Accordingly, it is not just physical malady which exposure to extreme cold entails but also cognitive dysfunction, with temperatures of just -5c having significant effects on not only our ability to process thought but also our emotions, too, creating a responsive hypothermia of debilitating tension and anxiety (preludes to the sort of paranoia which the snowy thriller deals in). No wonder then that our glossary for death is so synonymous with frigid lexis - we are "iced," as "cold as the grave" - and that in the "dead of winter" we hang swathes of electric lights about the house, all colours, to palisade against the bleak and unforgiving dark. Books such as Michelle Paver's masterpiece 'Dark Matter' exploit frozen milieus for the suspicion and hyperbole which the white isolation engenders, while cinematic urtext, John Carpenter's remake of The Thing from Another World, refocussed the mistrust and psychological instability of John W. Campbell's original novella (republished recently in full as 'Frozen Hell') and intensified the threat from within through a brutal iconography of ice-stiff beards and blood on snow. Would Fargo have had the same destabilising nihilism without its snowy environs: a film based on a true story but with its foreboding look as flat and white as a page with no words on?

The Damned review

Thordur Palsson's (story/director, with screenplay duties courtesy of Jamie Hannigan) The Damned showcases its crisp Icelandic location (the director is a native, who brings his inherent understanding of inclement environments to the film) of thick-blue water and sky set against sharp white mountains of ice; a vivid monochrome which dwarves the 19th century inhabitants of a tiny fishing village, a knife edge existence where the men think of nothing other than their "next day at sea." We follow Odessa Young's Eva, a young widow who now assumes the lead of the mainly male community (one of the film's pleasures is the general acceptance of this social system, without the tedious misogyny other narratives may have expounded). Eva's husband had promised "a land of opportunity," yet on midwinter night the men are reduced to eating the very chum they have saved for bait. Accordingly, it falls upon Eva to make the difficult decisions, such as whether to acknowledge a sudden shipwreck just off the coast. Even before the eventual folk horror which the wreck entails, there is the pressing question of whether the group's meagre supplies will extend to any survivors; probably not, so what would be the point of rescue? Palsson creates a palpable sense of lived in harshness, a world where death already fringes fragile existence like frost as Eva, perpetually clad in mourning dress, carries the dead weight of her community on her tiny shoulders.

The Damned review

With its focus on character and relations (via idiosyncratic performances from its largely British/Irish cast, including Siobhan Finneran and Francis Magee, aka The Orgazoid), The Damned has a distinctly literary feel, a last ghost story for Christmas, emboldened by the devastating cinematic sweep of its exteriors and the close, tangerine glows of its claustrophobic sets, which are as tenebrous as if composed by a Dutch master (the atmospheric photography is by Eli Arenson, with Stephen McKeon's score bringing Hammer-esque bombast).
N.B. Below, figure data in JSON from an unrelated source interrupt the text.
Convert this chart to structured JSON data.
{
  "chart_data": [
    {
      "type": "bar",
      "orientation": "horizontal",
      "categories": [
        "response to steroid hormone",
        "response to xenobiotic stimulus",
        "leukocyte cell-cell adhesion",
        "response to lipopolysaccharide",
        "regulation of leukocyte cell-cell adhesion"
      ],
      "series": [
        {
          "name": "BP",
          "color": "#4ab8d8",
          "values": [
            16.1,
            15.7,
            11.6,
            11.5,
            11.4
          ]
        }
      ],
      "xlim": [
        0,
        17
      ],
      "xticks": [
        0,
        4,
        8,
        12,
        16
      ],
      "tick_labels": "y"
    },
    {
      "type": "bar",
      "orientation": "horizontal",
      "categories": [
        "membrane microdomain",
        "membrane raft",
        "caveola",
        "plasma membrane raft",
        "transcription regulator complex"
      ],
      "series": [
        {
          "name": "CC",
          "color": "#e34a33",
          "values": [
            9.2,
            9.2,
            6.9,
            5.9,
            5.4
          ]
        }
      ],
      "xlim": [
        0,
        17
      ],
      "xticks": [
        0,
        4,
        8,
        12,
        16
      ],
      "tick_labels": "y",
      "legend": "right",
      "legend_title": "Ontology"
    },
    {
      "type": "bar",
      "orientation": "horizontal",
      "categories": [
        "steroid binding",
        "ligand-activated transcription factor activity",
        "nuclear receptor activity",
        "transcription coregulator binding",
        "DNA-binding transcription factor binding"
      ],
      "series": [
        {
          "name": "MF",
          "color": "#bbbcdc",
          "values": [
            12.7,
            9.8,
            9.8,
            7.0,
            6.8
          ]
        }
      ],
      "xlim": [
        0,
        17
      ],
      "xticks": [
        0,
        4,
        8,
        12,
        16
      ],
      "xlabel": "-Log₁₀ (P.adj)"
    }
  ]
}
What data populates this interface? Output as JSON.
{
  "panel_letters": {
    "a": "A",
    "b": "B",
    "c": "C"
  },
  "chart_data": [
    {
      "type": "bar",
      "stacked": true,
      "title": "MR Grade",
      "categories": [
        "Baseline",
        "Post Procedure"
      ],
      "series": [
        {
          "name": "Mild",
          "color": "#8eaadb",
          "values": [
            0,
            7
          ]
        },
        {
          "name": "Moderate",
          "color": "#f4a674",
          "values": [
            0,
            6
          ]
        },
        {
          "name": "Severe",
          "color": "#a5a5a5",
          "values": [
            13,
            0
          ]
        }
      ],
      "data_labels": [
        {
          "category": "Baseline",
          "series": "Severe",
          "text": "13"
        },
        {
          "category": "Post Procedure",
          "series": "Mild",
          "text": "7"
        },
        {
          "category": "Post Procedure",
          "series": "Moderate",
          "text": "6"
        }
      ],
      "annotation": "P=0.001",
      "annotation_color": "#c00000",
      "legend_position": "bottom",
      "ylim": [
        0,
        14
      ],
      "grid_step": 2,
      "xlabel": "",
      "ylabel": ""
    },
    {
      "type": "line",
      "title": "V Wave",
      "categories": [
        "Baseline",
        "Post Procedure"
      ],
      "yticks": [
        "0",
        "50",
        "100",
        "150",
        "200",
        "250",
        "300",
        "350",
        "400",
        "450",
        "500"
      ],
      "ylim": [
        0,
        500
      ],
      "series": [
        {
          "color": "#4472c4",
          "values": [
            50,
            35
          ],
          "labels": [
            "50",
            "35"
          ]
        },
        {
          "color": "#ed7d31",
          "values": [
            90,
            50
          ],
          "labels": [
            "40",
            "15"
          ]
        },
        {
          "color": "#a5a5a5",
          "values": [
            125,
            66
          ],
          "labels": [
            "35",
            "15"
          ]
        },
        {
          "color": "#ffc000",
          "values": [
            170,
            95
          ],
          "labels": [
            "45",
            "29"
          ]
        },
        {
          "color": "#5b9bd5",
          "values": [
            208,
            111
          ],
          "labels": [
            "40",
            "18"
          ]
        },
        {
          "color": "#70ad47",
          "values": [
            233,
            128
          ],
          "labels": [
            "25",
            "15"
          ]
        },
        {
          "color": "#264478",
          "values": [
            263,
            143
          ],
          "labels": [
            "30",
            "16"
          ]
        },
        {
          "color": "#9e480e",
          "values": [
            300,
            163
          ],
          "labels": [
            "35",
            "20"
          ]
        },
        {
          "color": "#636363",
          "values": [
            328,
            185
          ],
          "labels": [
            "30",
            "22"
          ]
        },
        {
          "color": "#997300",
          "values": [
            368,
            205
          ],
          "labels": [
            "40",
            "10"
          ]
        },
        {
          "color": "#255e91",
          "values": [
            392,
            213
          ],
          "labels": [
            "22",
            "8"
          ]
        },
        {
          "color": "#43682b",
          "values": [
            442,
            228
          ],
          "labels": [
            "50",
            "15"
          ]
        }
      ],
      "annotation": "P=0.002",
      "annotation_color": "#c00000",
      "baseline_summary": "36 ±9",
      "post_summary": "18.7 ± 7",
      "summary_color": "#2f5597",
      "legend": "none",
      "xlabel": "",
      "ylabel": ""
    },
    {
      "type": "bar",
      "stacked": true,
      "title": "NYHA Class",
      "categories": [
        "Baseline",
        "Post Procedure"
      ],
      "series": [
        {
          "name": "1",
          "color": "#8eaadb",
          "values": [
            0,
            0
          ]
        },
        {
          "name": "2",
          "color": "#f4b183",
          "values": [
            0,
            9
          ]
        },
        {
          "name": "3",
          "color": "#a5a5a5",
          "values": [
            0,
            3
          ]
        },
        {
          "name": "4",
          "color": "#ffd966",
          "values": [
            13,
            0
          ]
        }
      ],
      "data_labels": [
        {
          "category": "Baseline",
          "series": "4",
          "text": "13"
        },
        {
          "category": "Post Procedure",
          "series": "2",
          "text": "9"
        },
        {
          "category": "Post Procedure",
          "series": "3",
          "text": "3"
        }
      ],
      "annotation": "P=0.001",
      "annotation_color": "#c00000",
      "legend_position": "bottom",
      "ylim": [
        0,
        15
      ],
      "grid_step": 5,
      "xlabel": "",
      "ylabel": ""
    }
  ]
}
The horror is inaugurated into this austere mise-en-scene when bodies from the wreck wash ashore. As honourable men, the fishermen attempt to bury them... but the stomach of one victim pulses strangely; something lives within...

The Damned review

This initial body shock drifts into a cool creepiness as the island is seemingly invaded by a dark energy, glimpsed only in foreboding shadows as it picks each of the inhabitants off. "At night, it tries to get in 'ere," laments Finneran's cook, implying that the threat is parasitic, or perhaps psychological (a single caveat: I'm not for the explication that the film makes in the final scenes, which all but undoes the pristine ambiguity of the preceding narrative). Tales such as the ones told to raise morale in early scenes take on menacing shapes of their own in the intensifying dark and cold, where stories are all the crew have to make sense of the unremitting gloom. And thus, poor Eva, with the village's number depleting, is duly haunted by the creepy knocks and swelling umbras of an Algernon Blackwood heroine in this genuinely unsettling ghost story. Betrayed by omens and auguries its beleaguered characters may be, but if the year's first horror is an indication towards 2025's genre quality, then The Damned is a welcome portent.

The Damned is in UK/ROI cinemas from January 10th.